Tod durch Ratten"Tod durch Ratten" ist als Zeitdokument durchaus unterhaltsam. Da sitzt die versnobte und natürlich nur männliche Uni-Elite bei ihren Zigarren, man redet sich als "Euer Spektabilität" und "Magnifizenz" an und sieht sich "als Vorbilder der Jugend", während "an Kreutzkamms Dreck und Speck könnten sich höchstens die Gammler und Langmähnigen unserer Studiosi ein Vorbild nehmen. Da sei der Himmel vor!" Das viel zitierte und zu Unrecht gescholtene Aufbruchsjahr 1968 war zur Veröffentlichungszeit gerade mal drei Jahre her, und die Verhältnisse sind hier mit so ironiefreier und konservativer Inbrunst beschrieben, dass man gut nachvollziehen kann, wieso die "Gammler und Langmähnigen" keine Lust mehr auf diesen Mief und Obrigkeitshörigkeit hatten.

Dabei gibt sich Eckert viel Mühe, seinen Bösewicht Kreutzkamm auch äußerlich in die Nähe der von ihm geliebten Ratten zu bringen und als schmierigen - heute würde man sagen – Soziopath darzustellen. Das ist ein tiefer, schlichter und ekliger Griff in die Klischeekiste des Trivialromans. Und es funktioniert auch nicht, denn dadurch bleibt der geniale Tüftler eine geifernde Karikatur. Man fragt sich unwillkürlich, wie dieser Kerl überhaupt an seinen Doktortitel gekommen ist, wo er doch unfähig ist, sich auch nur im Mindesten anzupassen.
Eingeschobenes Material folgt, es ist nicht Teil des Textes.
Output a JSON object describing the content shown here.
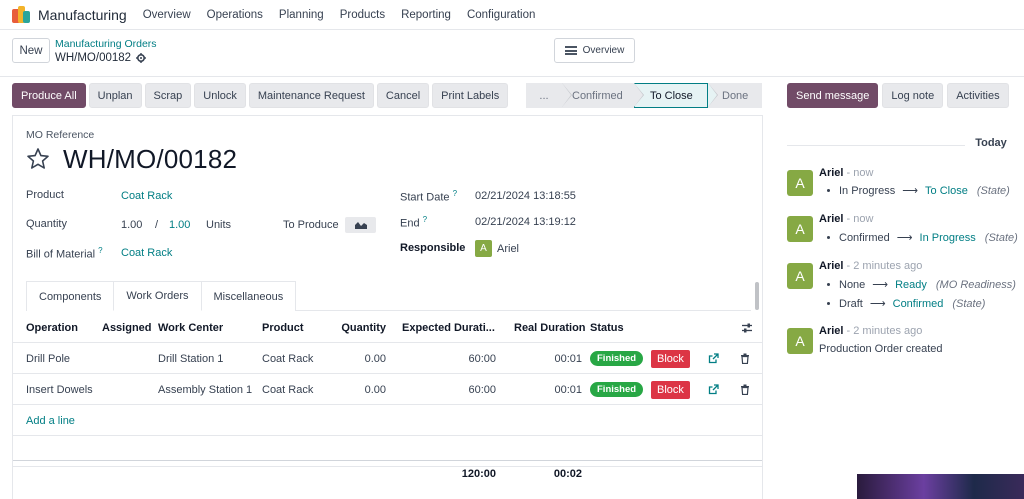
{
  "navbar": {
    "app_name": "Manufacturing",
    "menu": [
      "Overview",
      "Operations",
      "Planning",
      "Products",
      "Reporting",
      "Configuration"
    ]
  },
  "control_panel": {
    "new_label": "New",
    "breadcrumb_parent": "Manufacturing Orders",
    "breadcrumb_current": "WH/MO/00182",
    "overview_label": "Overview"
  },
  "actions": [
    "Produce All",
    "Unplan",
    "Scrap",
    "Unlock",
    "Maintenance Request",
    "Cancel",
    "Print Labels"
  ],
  "status": {
    "more": "...",
    "confirmed": "Confirmed",
    "to_close": "To Close",
    "done": "Done"
  },
  "form": {
    "mo_ref_label": "MO Reference",
    "mo_name": "WH/MO/00182",
    "product_label": "Product",
    "product_value": "Coat Rack",
    "quantity_label": "Quantity",
    "quantity_produced": "1.00",
    "quantity_sep": "/",
    "quantity_total": "1.00",
    "quantity_uom": "Units",
    "to_produce_label": "To Produce",
    "bom_label": "Bill of Material",
    "bom_help": "?",
    "bom_value": "Coat Rack",
    "start_label": "Start Date",
    "start_help": "?",
    "start_value": "02/21/2024 13:18:55",
    "end_label": "End",
    "end_help": "?",
    "end_value": "02/21/2024 13:19:12",
    "responsible_label": "Responsible",
    "responsible_initial": "A",
    "responsible_name": "Ariel"
  },
  "tabs": [
    "Components",
    "Work Orders",
    "Miscellaneous"
  ],
  "work_orders": {
    "columns": [
      "Operation",
      "Assigned",
      "Work Center",
      "Product",
      "Quantity",
      "Expected Durati...",
      "Real Duration",
      "Status"
    ],
    "rows": [
      {
        "operation": "Drill Pole",
        "assigned": "",
        "work_center": "Drill Station 1",
        "product": "Coat Rack",
        "quantity": "0.00",
        "expected": "60:00",
        "real": "00:01",
        "status": "Finished",
        "action": "Block"
      },
      {
        "operation": "Insert Dowels",
        "assigned": "",
        "work_center": "Assembly Station 1",
        "product": "Coat Rack",
        "quantity": "0.00",
        "expected": "60:00",
        "real": "00:01",
        "status": "Finished",
        "action": "Block"
      }
    ],
    "add_line": "Add a line",
    "total_expected": "120:00",
    "total_real": "00:02"
  },
  "chatter": {
    "send_message": "Send message",
    "log_note": "Log note",
    "activities": "Activities",
    "today": "Today",
    "messages": [
      {
        "initial": "A",
        "author": "Ariel",
        "time": "- now",
        "changes": [
          {
            "old": "In Progress",
            "new": "To Close",
            "field": "(State)"
          }
        ]
      },
      {
        "initial": "A",
        "author": "Ariel",
        "time": "- now",
        "changes": [
          {
            "old": "Confirmed",
            "new": "In Progress",
            "field": "(State)"
          }
        ]
      },
      {
        "initial": "A",
        "author": "Ariel",
        "time": "- 2 minutes ago",
        "changes": [
          {
            "old": "None",
            "new": "Ready",
            "field": "(MO Readiness)"
          },
          {
            "old": "Draft",
            "new": "Confirmed",
            "field": "(State)"
          }
        ]
      },
      {
        "initial": "A",
        "author": "Ariel",
        "time": "- 2 minutes ago",
        "body": "Production Order created"
      }
    ]
  },
  "colors": {
    "primary": "#714b67",
    "link": "#017e84",
    "finished": "#28a745",
    "block": "#dc3545",
    "avatar": "#86a944"
  }
}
Aber in anderen Dingen merkt man dem Autor an, dass er nicht vom Heft kommt und unverbraucht ist. Alle Figuren handeln erfrischend logisch, nicht einmal der Kommissar ist der gewohnte Tölpel und recht fern von den Klischees, die später in das Genre Einzug hielten. Die Figur Gina, die beherzte Laborantin, die sich dem Widerling durchaus couragiert entgegenstellt, ist als tragische Figur sogar gelungen und ebenfalls vielschichtiger dargestellt, als später im Heft und im Serientaschenbuch üblich war.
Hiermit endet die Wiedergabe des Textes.